龙图腾网通过国家知识产权局官网在2026-01-16发布的发明授权授权公告中获悉:该发明授权的专利申请号/专利号为:202211694853.0,技术领域涉及:G06F18/2415;该发明授权基于小样本学习的增压锅炉故障诊断方法及故障诊断模型的训练方法和测试方法是由史建新;李国龙;葛坤;王佳琪;苏健;曹元伟;张国磊;李彦军;杨龙滨;孙宝芝;韩洋设计研发完成,并于2022-12-28向国家知识产权局提交的专利申请。

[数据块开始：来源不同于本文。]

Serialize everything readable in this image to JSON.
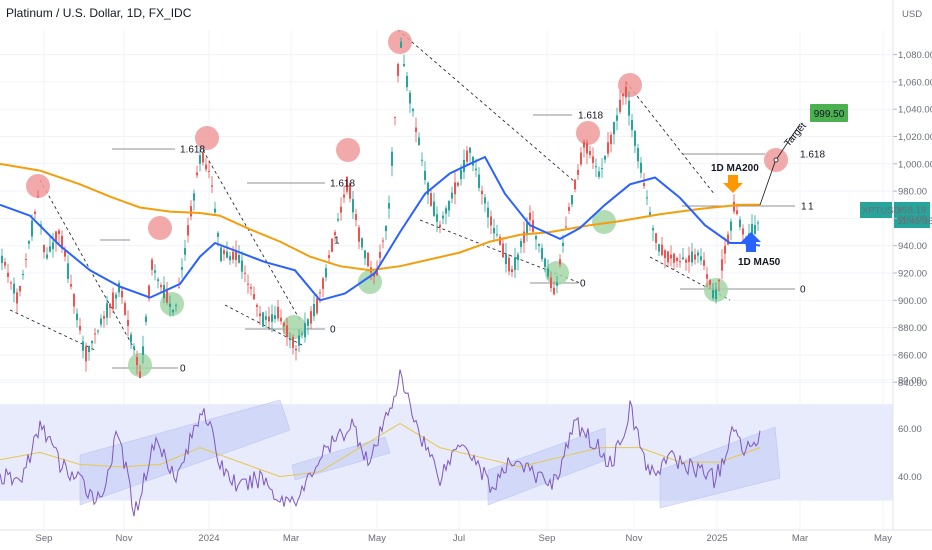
{
  "header": {
    "title": "Platinum / U.S. Dollar, 1D, FX_IDC",
    "currency": "USD"
  },
  "price_tag": {
    "symbol": "XPTUSD",
    "price": "958.19",
    "countdown": "11:45:36"
  },
  "colors": {
    "up_candle": "#26a69a",
    "down_candle": "#ef5350",
    "ma50": "#2962ff",
    "ma200": "#f59e0b",
    "rsi": "#7e57c2",
    "rsi_ma": "#e6c84a",
    "top_circle": "#ef9a9a",
    "bottom_circle": "#a5d6a7",
    "target_box": "#4caf50",
    "arrow_up": "#2962ff",
    "arrow_down": "#ff9800",
    "channel": "#b8c0f4",
    "rsi_band": "#e8ebfc"
  },
  "annotations": {
    "fib_high": "1.618",
    "fib_one": "1",
    "fib_zero": "0",
    "ma200_label": "1D MA200",
    "ma50_label": "1D MA50",
    "target_word": "Target",
    "target_value": "999.50"
  },
  "chart_data": [
    {
      "type": "line",
      "title": "Platinum / U.S. Dollar, 1D, FX_IDC",
      "x_ticks": [
        "Sep",
        "Nov",
        "2024",
        "Mar",
        "May",
        "Jul",
        "Sep",
        "Nov",
        "2025",
        "Mar",
        "May"
      ],
      "y_ticks": [
        "1,080.00",
        "1,060.00",
        "1,040.00",
        "1,020.00",
        "1,000.00",
        "980.00",
        "960.00",
        "940.00",
        "920.00",
        "900.00",
        "880.00",
        "860.00",
        "840.00"
      ],
      "ylim": [
        827,
        1098
      ],
      "series": [
        {
          "name": "Price",
          "values": [
            [
              0,
              935
            ],
            [
              18,
              900
            ],
            [
              38,
              975
            ],
            [
              45,
              930
            ],
            [
              60,
              950
            ],
            [
              85,
              860
            ],
            [
              95,
              875
            ],
            [
              120,
              910
            ],
            [
              140,
              845
            ],
            [
              152,
              925
            ],
            [
              175,
              890
            ],
            [
              200,
              1005
            ],
            [
              210,
              995
            ],
            [
              220,
              935
            ],
            [
              240,
              930
            ],
            [
              262,
              885
            ],
            [
              278,
              890
            ],
            [
              296,
              865
            ],
            [
              318,
              898
            ],
            [
              348,
              988
            ],
            [
              360,
              945
            ],
            [
              375,
              915
            ],
            [
              388,
              960
            ],
            [
              400,
              1090
            ],
            [
              415,
              1030
            ],
            [
              430,
              975
            ],
            [
              440,
              955
            ],
            [
              460,
              990
            ],
            [
              470,
              1010
            ],
            [
              490,
              960
            ],
            [
              512,
              920
            ],
            [
              530,
              960
            ],
            [
              555,
              905
            ],
            [
              570,
              970
            ],
            [
              585,
              1015
            ],
            [
              600,
              990
            ],
            [
              625,
              1055
            ],
            [
              640,
              1000
            ],
            [
              655,
              945
            ],
            [
              668,
              930
            ],
            [
              690,
              930
            ],
            [
              700,
              935
            ],
            [
              715,
              900
            ],
            [
              735,
              970
            ],
            [
              745,
              945
            ],
            [
              760,
              958
            ]
          ]
        },
        {
          "name": "1D MA50",
          "values": [
            [
              0,
              970
            ],
            [
              30,
              962
            ],
            [
              60,
              940
            ],
            [
              90,
              922
            ],
            [
              120,
              910
            ],
            [
              150,
              902
            ],
            [
              180,
              912
            ],
            [
              200,
              932
            ],
            [
              215,
              942
            ],
            [
              240,
              935
            ],
            [
              265,
              928
            ],
            [
              295,
              922
            ],
            [
              320,
              900
            ],
            [
              345,
              905
            ],
            [
              375,
              920
            ],
            [
              400,
              950
            ],
            [
              425,
              978
            ],
            [
              450,
              993
            ],
            [
              470,
              1000
            ],
            [
              485,
              1005
            ],
            [
              505,
              978
            ],
            [
              530,
              955
            ],
            [
              560,
              945
            ],
            [
              580,
              953
            ],
            [
              605,
              970
            ],
            [
              630,
              985
            ],
            [
              655,
              990
            ],
            [
              680,
              975
            ],
            [
              705,
              955
            ],
            [
              730,
              942
            ],
            [
              745,
              942
            ],
            [
              760,
              940
            ]
          ]
        },
        {
          "name": "1D MA200",
          "values": [
            [
              0,
              1000
            ],
            [
              40,
              995
            ],
            [
              80,
              985
            ],
            [
              110,
              976
            ],
            [
              140,
              968
            ],
            [
              170,
              965
            ],
            [
              200,
              964
            ],
            [
              220,
              962
            ],
            [
              250,
              952
            ],
            [
              280,
              943
            ],
            [
              310,
              932
            ],
            [
              340,
              925
            ],
            [
              370,
              922
            ],
            [
              400,
              925
            ],
            [
              430,
              930
            ],
            [
              460,
              935
            ],
            [
              490,
              943
            ],
            [
              520,
              948
            ],
            [
              550,
              950
            ],
            [
              590,
              955
            ],
            [
              620,
              958
            ],
            [
              660,
              963
            ],
            [
              700,
              967
            ],
            [
              740,
              970
            ],
            [
              760,
              970
            ]
          ]
        }
      ]
    },
    {
      "type": "line",
      "title": "",
      "y_ticks": [
        "80.00",
        "60.00",
        "40.00"
      ],
      "ylim": [
        22,
        80
      ],
      "series": [
        {
          "name": "RSI",
          "values": [
            [
              0,
              40
            ],
            [
              20,
              38
            ],
            [
              42,
              62
            ],
            [
              60,
              45
            ],
            [
              80,
              38
            ],
            [
              100,
              30
            ],
            [
              118,
              58
            ],
            [
              135,
              25
            ],
            [
              155,
              55
            ],
            [
              178,
              40
            ],
            [
              203,
              70
            ],
            [
              220,
              45
            ],
            [
              240,
              35
            ],
            [
              262,
              40
            ],
            [
              280,
              30
            ],
            [
              300,
              32
            ],
            [
              320,
              48
            ],
            [
              352,
              62
            ],
            [
              370,
              45
            ],
            [
              400,
              81
            ],
            [
              420,
              58
            ],
            [
              440,
              40
            ],
            [
              462,
              56
            ],
            [
              478,
              45
            ],
            [
              492,
              35
            ],
            [
              515,
              48
            ],
            [
              535,
              40
            ],
            [
              555,
              38
            ],
            [
              575,
              62
            ],
            [
              592,
              55
            ],
            [
              612,
              45
            ],
            [
              630,
              68
            ],
            [
              650,
              40
            ],
            [
              668,
              48
            ],
            [
              690,
              44
            ],
            [
              708,
              42
            ],
            [
              715,
              38
            ],
            [
              735,
              60
            ],
            [
              745,
              50
            ],
            [
              760,
              59
            ]
          ]
        },
        {
          "name": "RSI MA",
          "values": [
            [
              0,
              47
            ],
            [
              40,
              50
            ],
            [
              80,
              45
            ],
            [
              120,
              44
            ],
            [
              160,
              45
            ],
            [
              200,
              52
            ],
            [
              240,
              46
            ],
            [
              280,
              40
            ],
            [
              320,
              42
            ],
            [
              360,
              52
            ],
            [
              400,
              62
            ],
            [
              440,
              52
            ],
            [
              480,
              48
            ],
            [
              520,
              44
            ],
            [
              560,
              48
            ],
            [
              600,
              52
            ],
            [
              640,
              52
            ],
            [
              680,
              46
            ],
            [
              720,
              46
            ],
            [
              760,
              52
            ]
          ]
        }
      ]
    }
  ]
}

本基于小样本学习的增压锅炉故障诊断方法及故障诊断模型的训练方法和测试方法在说明书摘要公布了:本发明属于增压锅炉故障诊断领域,涉及一种基于小样本学习的增压锅炉故障诊断方法及故障诊断模型的训练方法和测试方法,旨在解决增压锅炉故障诊断存在的数据稀缺问题,要点包括获取故障样本;将所述故障样本划分为训练集以及验证集;从所述训练集中随机抽出故障样本,构造一批数量相同的正负样本对;将所述正负样本对分批次输入所述孪生深度网络进行训练;构造验证集以及验证支持集;遍历验证集中的故障样本;获取所述模型的故障诊断准确率等,效果是使得属于小样本、非线性分类的具有数据稀缺的增压锅炉故障诊断得以实现。
本发明授权基于小样本学习的增压锅炉故障诊断方法及故障诊断模型的训练方法和测试方法在权利要求书中公布了:1.一种基于小样本学习的增压锅炉故障诊断模型训练方法,其特征在于,所述基于小样本学习的增压锅炉故障诊断模型包括孪生深度网络,所述训练方法S100包括 S101.获取故障样本; S102.将所述故障样本划分为训练集以及验证集; S103.从所述训练集中随机抽出故障样本,构造一批数量相同的正负样本对; S104.将所述正负样本对分批次输入所述孪生深度网络进行训练; S105.构造验证集以及验证支持集,所述验证集故障样本分配有故障类别标签,所述验证支持集中包括与验证集中相同的N个故障类别,每个故障类别包括K个所述故障样本; S106.遍历验证集中的故障样本,分别与验证支持集中的故障样本配对,再将配对的故障样本对输入所述孪生深度网络,获取验证集中故障样本的故障类别; S107.通过所述验证集中故障样本的故障类别,对比验证集故障样本的所述故障类别标签,获取所述模型的故障诊断准确率; S108.重复步骤S103~S107,直至达到预定的迭代次数或所述模型的故障诊断准确率达到预设值; S109.将最后一次迭代所获取的模型参数赋予所述模型。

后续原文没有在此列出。